O Governo do Estado do Paraná inaugurou, de forma pioneira no Brasil, uma cabine modular de amamentação em um terminal do transporte coletivo metropolitano. A iniciativa, que representa um avanço significativo para o conforto das mães, teve início com um módulo experimental localizado no Terminal Metropolitano Afonso Pena, em São José dos Pinhais, na Região Metropolitana de Curitiba. A instalação foi realizada pela Agência de Assuntos Metropolitanos (Amep) nesta quinta-feira (7), coincidindo com a proximidade do Dia das Mães. A estrutura estará disponível para a população a partir desta sexta-feira (8).

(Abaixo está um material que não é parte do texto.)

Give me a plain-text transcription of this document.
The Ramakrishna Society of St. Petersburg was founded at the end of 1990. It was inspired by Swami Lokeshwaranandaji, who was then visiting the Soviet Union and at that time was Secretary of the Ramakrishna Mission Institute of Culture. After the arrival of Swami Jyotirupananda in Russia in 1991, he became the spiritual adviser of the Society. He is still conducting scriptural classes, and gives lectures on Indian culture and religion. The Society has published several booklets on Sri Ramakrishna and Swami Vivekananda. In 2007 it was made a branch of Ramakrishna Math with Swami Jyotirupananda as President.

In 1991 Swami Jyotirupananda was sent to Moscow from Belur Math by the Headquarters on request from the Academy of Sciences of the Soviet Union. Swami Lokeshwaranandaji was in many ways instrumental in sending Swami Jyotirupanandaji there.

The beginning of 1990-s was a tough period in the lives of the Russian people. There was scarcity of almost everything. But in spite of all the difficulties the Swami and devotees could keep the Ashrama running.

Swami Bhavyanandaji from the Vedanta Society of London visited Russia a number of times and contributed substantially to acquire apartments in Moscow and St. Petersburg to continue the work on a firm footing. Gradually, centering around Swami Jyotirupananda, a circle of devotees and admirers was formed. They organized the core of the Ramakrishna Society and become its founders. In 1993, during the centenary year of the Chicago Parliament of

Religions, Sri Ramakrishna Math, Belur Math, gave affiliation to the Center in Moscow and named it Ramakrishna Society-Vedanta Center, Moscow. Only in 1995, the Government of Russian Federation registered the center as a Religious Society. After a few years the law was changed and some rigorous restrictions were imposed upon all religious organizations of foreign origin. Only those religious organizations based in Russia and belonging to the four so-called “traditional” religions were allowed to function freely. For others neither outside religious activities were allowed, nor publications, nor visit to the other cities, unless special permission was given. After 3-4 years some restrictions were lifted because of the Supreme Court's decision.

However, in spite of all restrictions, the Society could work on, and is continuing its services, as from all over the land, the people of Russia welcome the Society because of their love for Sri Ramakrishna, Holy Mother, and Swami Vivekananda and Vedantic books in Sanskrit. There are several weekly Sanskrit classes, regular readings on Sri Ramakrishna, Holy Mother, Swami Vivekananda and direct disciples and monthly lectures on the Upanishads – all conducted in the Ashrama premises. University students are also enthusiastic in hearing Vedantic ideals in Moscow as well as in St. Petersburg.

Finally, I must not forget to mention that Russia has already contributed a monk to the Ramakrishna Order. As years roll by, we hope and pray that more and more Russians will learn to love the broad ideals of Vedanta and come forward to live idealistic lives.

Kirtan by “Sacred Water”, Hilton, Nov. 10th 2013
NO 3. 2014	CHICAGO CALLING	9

O projeto-piloto demandou um investimento total de R$ 53,5 mil. A Amep será responsável pelo acompanhamento e fiscalização da cabine durante a sua fase inicial de funcionamento. A proposta inclui o fornecimento, transporte, montagem e instalação da cabine, além de garantir suporte técnico, sempre em conformidade com normas de acessibilidade, segurança e higiene.
Gilson Santos, presidente da Amep, destacou que a criação da cabine atende a uma necessidade concreta das usuárias do sistema de transporte. “Atualmente, cerca de 60% dos passageiros do transporte coletivo metropolitano são mulheres. Muitas delas utilizam o serviço diariamente acompanhadas de seus filhos e necessitam de um espaço apropriado para amamentação ou cuidados básicos. A cabine vem para proporcionar conforto, segurança e dignidade a essas usuárias”, enfatizou.
A proposta foi desenvolvida a partir de uma diretriz do governador Carlos Massa Ratinho Junior, que se baseou em modelos similares observados em outros países. “Desenvolvemos o projeto e agora iniciamos essa fase piloto, que será monitorada para avaliar o uso e possíveis ajustes antes da expansão para outros terminais”, explicou Santos. Nos primeiros meses, a Amep acompanhará o funcionamento da cabine para avaliar a adesão das usuárias e o desempenho do equipamento.
Estrutura e demanda
A cabine foi projetada para oferecer um ambiente reservado, seguro e confortável para as mães que precisam utilizar o transporte coletivo. O uso será gratuito e acessível ao público, sem necessidade de realizar cadastro prévio.
A estrutura está planejada para operar continuamente em locais de grande circulação, equipada com ventilação adequada, superfícies que facilitam a higienização e mobiliário de apoio. A cabine contará ainda com monitoramento externo e sinalização dentro do terminal, facilitando a identificação por parte das passageiras.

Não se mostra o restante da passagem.